Total RNA was extracted from both treated and untreated bEnd.3 cells using the RNeasy mini kit (74106, Qiagen) and quantified using NanoDrop 2000c (Thermo Fisher Scientific) spectrophotometer. cDNA was synthesized using ready-to-go you-prime first-strand beads (27926401, Cytiva) and random hexamers (N8080127, Invitrogen). Quantitative real time PCR was performed using iTaq™ Universal SYBR^® Green Supermix (1725121, Bio-Rad) on a 7500 Fast Real-Time PCR system (Applied Biosystems). The qRT-PCR primers are listed in Table S2. The relative gene expression was quantified using the ΔΔCt method and fold changes of targeted genes were normalized by Gapdh mRNA. Expression level of targeted genes in the untreated bEnd.3 cells and/or wild-type mouse brain endothelial cells was taken as 1 and the other values are expressed as fold change over basal expression. Each sample was tested in triplicate. The RNA-seq files have been deposited online and are freely accessible at https://data.mendeley.com/datasets/3g8x5cmx6z/2.

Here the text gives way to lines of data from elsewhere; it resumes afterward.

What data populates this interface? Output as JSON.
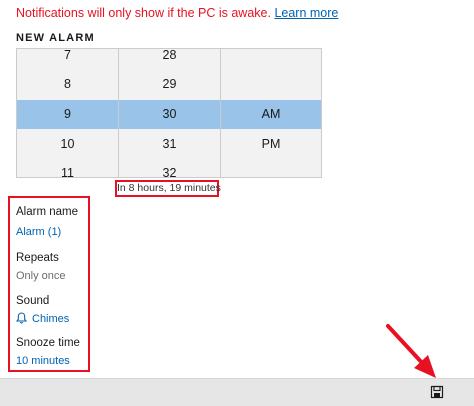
{
  "notice": {
    "text": "Notifications will only show if the PC is awake.",
    "link": "Learn more"
  },
  "section_title": "NEW ALARM",
  "time_picker": {
    "hours": [
      "7",
      "8",
      "9",
      "10",
      "11"
    ],
    "minutes": [
      "28",
      "29",
      "30",
      "31",
      "32"
    ],
    "periods": [
      "",
      "",
      "AM",
      "PM",
      ""
    ],
    "selected": {
      "hour": "9",
      "minute": "30",
      "period": "AM"
    }
  },
  "countdown": "In 8 hours, 19 minutes",
  "settings": {
    "alarm_name": {
      "label": "Alarm name",
      "value": "Alarm (1)"
    },
    "repeats": {
      "label": "Repeats",
      "value": "Only once"
    },
    "sound": {
      "label": "Sound",
      "value": "Chimes"
    },
    "snooze": {
      "label": "Snooze time",
      "value": "10 minutes"
    }
  },
  "colors": {
    "accent": "#0063b1",
    "selection": "#99c3e8",
    "annotation": "#e81123"
  },
  "icons": {
    "sound": "bell-icon",
    "save": "save-icon"
  }
}
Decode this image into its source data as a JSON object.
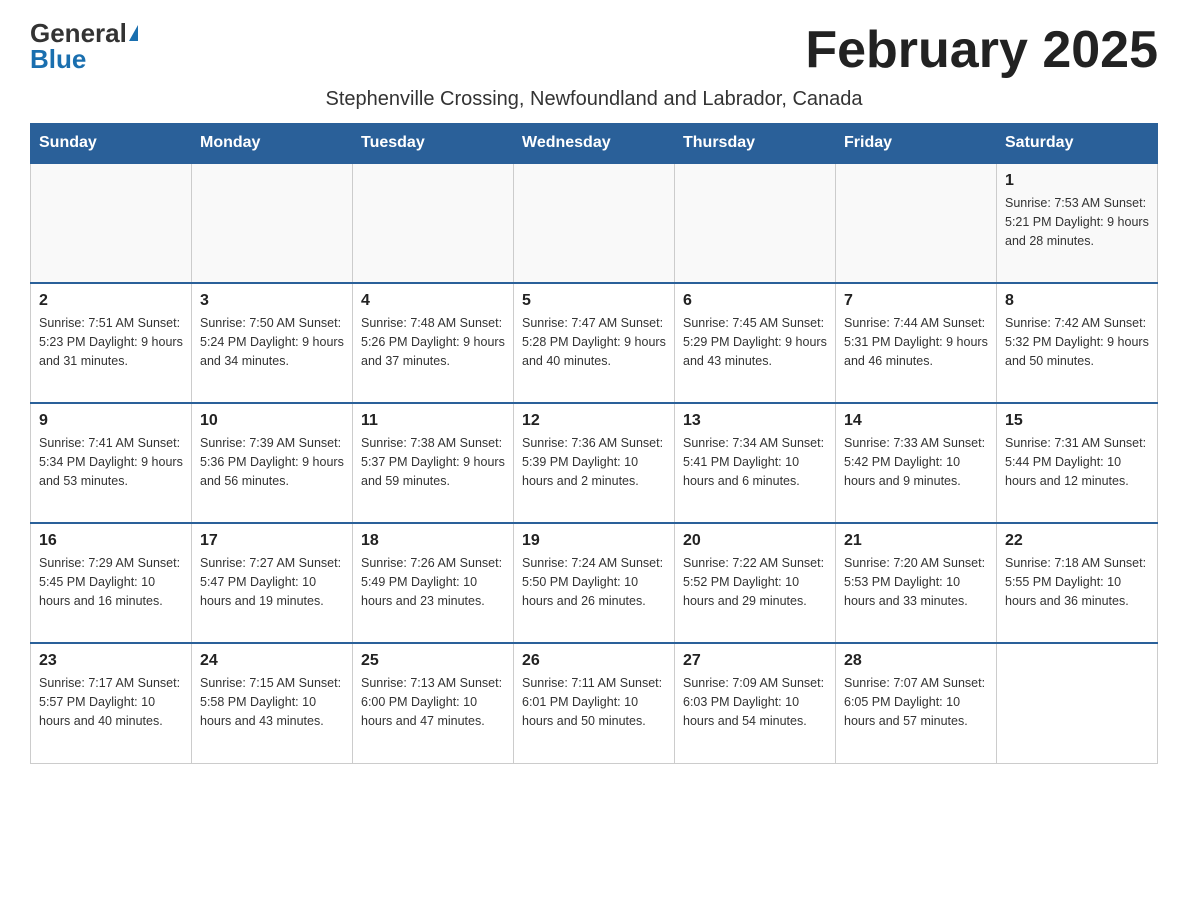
{
  "logo": {
    "general": "General",
    "blue": "Blue"
  },
  "title": "February 2025",
  "subtitle": "Stephenville Crossing, Newfoundland and Labrador, Canada",
  "headers": [
    "Sunday",
    "Monday",
    "Tuesday",
    "Wednesday",
    "Thursday",
    "Friday",
    "Saturday"
  ],
  "weeks": [
    [
      {
        "day": "",
        "info": ""
      },
      {
        "day": "",
        "info": ""
      },
      {
        "day": "",
        "info": ""
      },
      {
        "day": "",
        "info": ""
      },
      {
        "day": "",
        "info": ""
      },
      {
        "day": "",
        "info": ""
      },
      {
        "day": "1",
        "info": "Sunrise: 7:53 AM\nSunset: 5:21 PM\nDaylight: 9 hours and 28 minutes."
      }
    ],
    [
      {
        "day": "2",
        "info": "Sunrise: 7:51 AM\nSunset: 5:23 PM\nDaylight: 9 hours and 31 minutes."
      },
      {
        "day": "3",
        "info": "Sunrise: 7:50 AM\nSunset: 5:24 PM\nDaylight: 9 hours and 34 minutes."
      },
      {
        "day": "4",
        "info": "Sunrise: 7:48 AM\nSunset: 5:26 PM\nDaylight: 9 hours and 37 minutes."
      },
      {
        "day": "5",
        "info": "Sunrise: 7:47 AM\nSunset: 5:28 PM\nDaylight: 9 hours and 40 minutes."
      },
      {
        "day": "6",
        "info": "Sunrise: 7:45 AM\nSunset: 5:29 PM\nDaylight: 9 hours and 43 minutes."
      },
      {
        "day": "7",
        "info": "Sunrise: 7:44 AM\nSunset: 5:31 PM\nDaylight: 9 hours and 46 minutes."
      },
      {
        "day": "8",
        "info": "Sunrise: 7:42 AM\nSunset: 5:32 PM\nDaylight: 9 hours and 50 minutes."
      }
    ],
    [
      {
        "day": "9",
        "info": "Sunrise: 7:41 AM\nSunset: 5:34 PM\nDaylight: 9 hours and 53 minutes."
      },
      {
        "day": "10",
        "info": "Sunrise: 7:39 AM\nSunset: 5:36 PM\nDaylight: 9 hours and 56 minutes."
      },
      {
        "day": "11",
        "info": "Sunrise: 7:38 AM\nSunset: 5:37 PM\nDaylight: 9 hours and 59 minutes."
      },
      {
        "day": "12",
        "info": "Sunrise: 7:36 AM\nSunset: 5:39 PM\nDaylight: 10 hours and 2 minutes."
      },
      {
        "day": "13",
        "info": "Sunrise: 7:34 AM\nSunset: 5:41 PM\nDaylight: 10 hours and 6 minutes."
      },
      {
        "day": "14",
        "info": "Sunrise: 7:33 AM\nSunset: 5:42 PM\nDaylight: 10 hours and 9 minutes."
      },
      {
        "day": "15",
        "info": "Sunrise: 7:31 AM\nSunset: 5:44 PM\nDaylight: 10 hours and 12 minutes."
      }
    ],
    [
      {
        "day": "16",
        "info": "Sunrise: 7:29 AM\nSunset: 5:45 PM\nDaylight: 10 hours and 16 minutes."
      },
      {
        "day": "17",
        "info": "Sunrise: 7:27 AM\nSunset: 5:47 PM\nDaylight: 10 hours and 19 minutes."
      },
      {
        "day": "18",
        "info": "Sunrise: 7:26 AM\nSunset: 5:49 PM\nDaylight: 10 hours and 23 minutes."
      },
      {
        "day": "19",
        "info": "Sunrise: 7:24 AM\nSunset: 5:50 PM\nDaylight: 10 hours and 26 minutes."
      },
      {
        "day": "20",
        "info": "Sunrise: 7:22 AM\nSunset: 5:52 PM\nDaylight: 10 hours and 29 minutes."
      },
      {
        "day": "21",
        "info": "Sunrise: 7:20 AM\nSunset: 5:53 PM\nDaylight: 10 hours and 33 minutes."
      },
      {
        "day": "22",
        "info": "Sunrise: 7:18 AM\nSunset: 5:55 PM\nDaylight: 10 hours and 36 minutes."
      }
    ],
    [
      {
        "day": "23",
        "info": "Sunrise: 7:17 AM\nSunset: 5:57 PM\nDaylight: 10 hours and 40 minutes."
      },
      {
        "day": "24",
        "info": "Sunrise: 7:15 AM\nSunset: 5:58 PM\nDaylight: 10 hours and 43 minutes."
      },
      {
        "day": "25",
        "info": "Sunrise: 7:13 AM\nSunset: 6:00 PM\nDaylight: 10 hours and 47 minutes."
      },
      {
        "day": "26",
        "info": "Sunrise: 7:11 AM\nSunset: 6:01 PM\nDaylight: 10 hours and 50 minutes."
      },
      {
        "day": "27",
        "info": "Sunrise: 7:09 AM\nSunset: 6:03 PM\nDaylight: 10 hours and 54 minutes."
      },
      {
        "day": "28",
        "info": "Sunrise: 7:07 AM\nSunset: 6:05 PM\nDaylight: 10 hours and 57 minutes."
      },
      {
        "day": "",
        "info": ""
      }
    ]
  ]
}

Quantitation of confocal images were performed using ImageJ (National Institutes of Health) (Rueden et al., 2017; Schindelin et al., 2012). GraphPad prism 8.0 was used to plot mean values (n≥3±s.e.m., unless otherwise indicated) to compare between experimental and control groups and to determine statistical differences by unpaired two-tailed Student's t-test and two-way ANOVA (Tukey post-hoc analysis) at 95% confidence intervals (α value 0.05); *P<0.05, **P<0.01, ***P<0.001 and ****P<0.0001.

We thank the members of the McCarty laboratory for insightful comments on the manuscript.